The study, conducted by researchers at The University of Texas at Austin, was performed on rats to document the effects of social isolation on the areas of the brain connected to addiction.
During the research, the rats involved in the study were isolated from their peers 21 days after birth for a span of about a month. This period is comparable to early-to-mid adolescence in humans. The researchers then measured the animals’ response to varying levels of alcohol and amphetamine and compared them to a control group of rats that were not isolated.
The results were that the isolated rats were much more likely to develop a dependency on amphetamine or alcohol after a single exposure than their group-housed peers, while the control group subjects required repeated exposures before developing preferences. Additionally, the isolated rats took considerably longer to overcome their addictions once cut off from alcohol and amphetamines.
According to Hitoshi Morikawa, associate professor of neurobiology in the College of Natural Sciences, the study may have implications for how adolescent social isolation affects the brain in other areas of dependency and addiction. The theory being that the lack of rewarding stimuli due to being isolated, makes the brain increase its sensitivity to any kind of reward-based stimuli. “The deprived brain may be overinterpreting any reward it encounters. And if that’s the case, it’s likely that you are more conditionable not only to drugs but to any sort of reward, including food reward. One interesting possibility is that it might also make adolescents more prone to food ‘addiction,’ and then to obesity.”
These findings in rats seem to go with what we know about humans. Social isolation in humans, where a person is cut off from society for an extended period of time, is known to be a risk factor for morbidity and mortality. It primarily affects the elderly, the poor, and minorities, and is a fast-growing problem in a country with a population that is increasingly aged, poor, and non-white.
Having spent nine years nearly completely isolated from everyone but my father due to a mélange of then-undiagnosed mental disorders, I can attest to the negative effects of isolating and denying oneself one of the essentials of a healthy and productive life: human interaction.
I am fortunate that I did not succumb to addiction during my isolation but the price I paid for depriving myself of human interaction was enormous, and no doubt can be connected to the biological and environmental triggers of my numerous maladies. Learning how to rein in my disorders has required years of therapy, a multitude of psychotropics, and tools to help me engage in behaviors that are contrary to my instinct, which is heavily weighted towards being alone and avoiding the pressures of confronting the world on a daily basis.

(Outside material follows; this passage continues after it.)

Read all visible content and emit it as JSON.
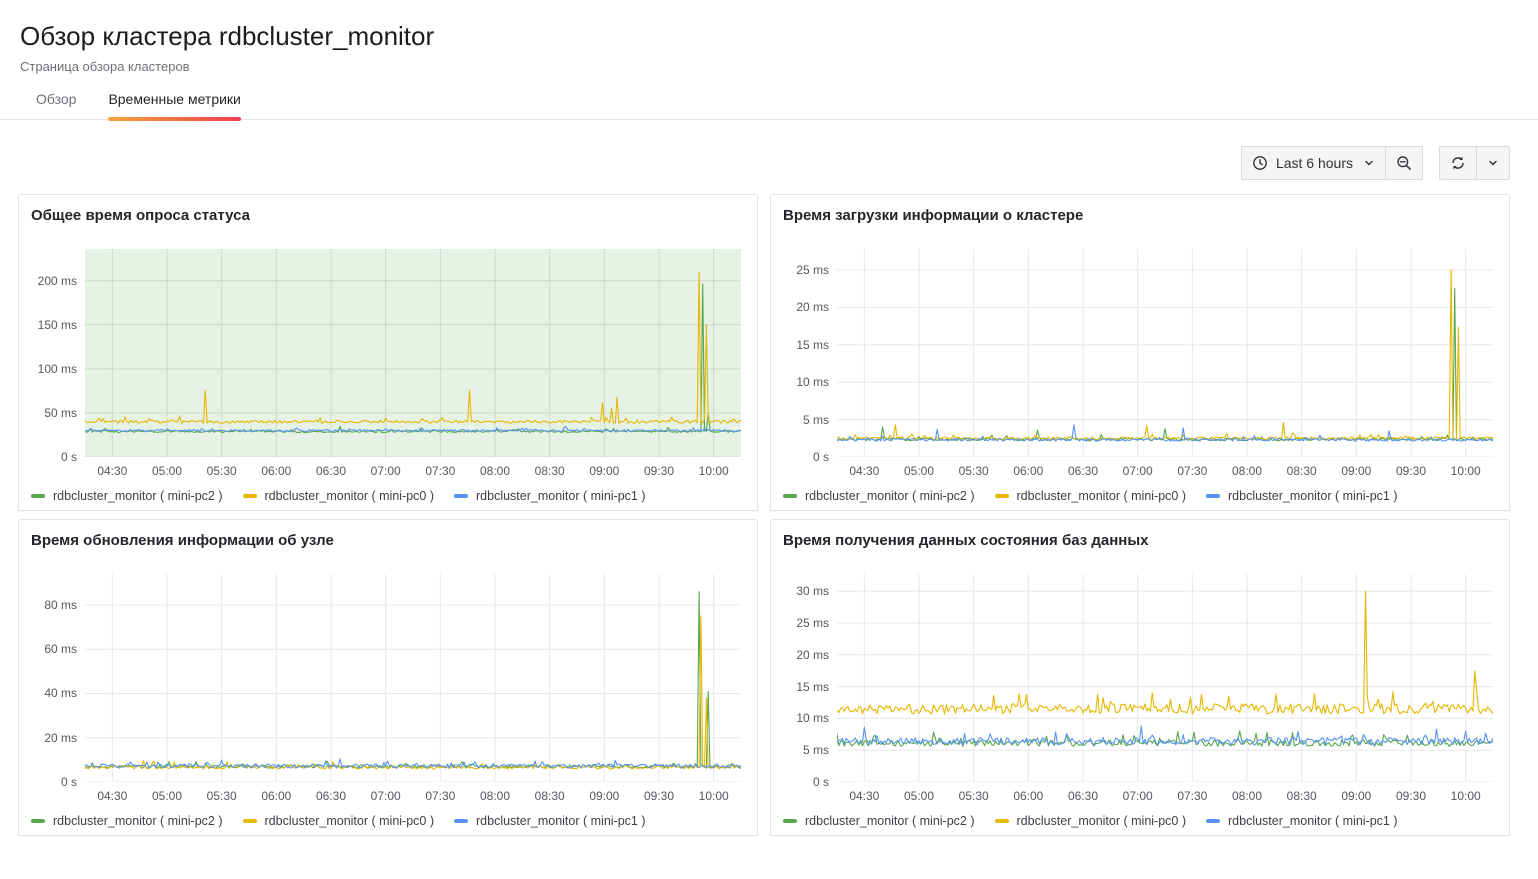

The fact is that had I not resorted to isolating myself in the first place, I would be in a far better place than I am now. While my life experiences have made me who I am today, and the person I am today is much closer to the person I want to be, I would definitely not take the same path to get here if given the opportunity to start over. It is no fun to be alone, or feel alone.
- “In Rat Model, Social Isolation Leads To Greater Vulnerability To Addiction.” Medical News Today. 27 January 2013. Web. 05 February 2013.
- Cacioppo, J.T. Hawkley, L.C. “Social isolation and health, with an emphasis on underlying mechanisms.” National Center for Biotechnology Information. National Institute of Health. 2003. Web. 05 February 2013.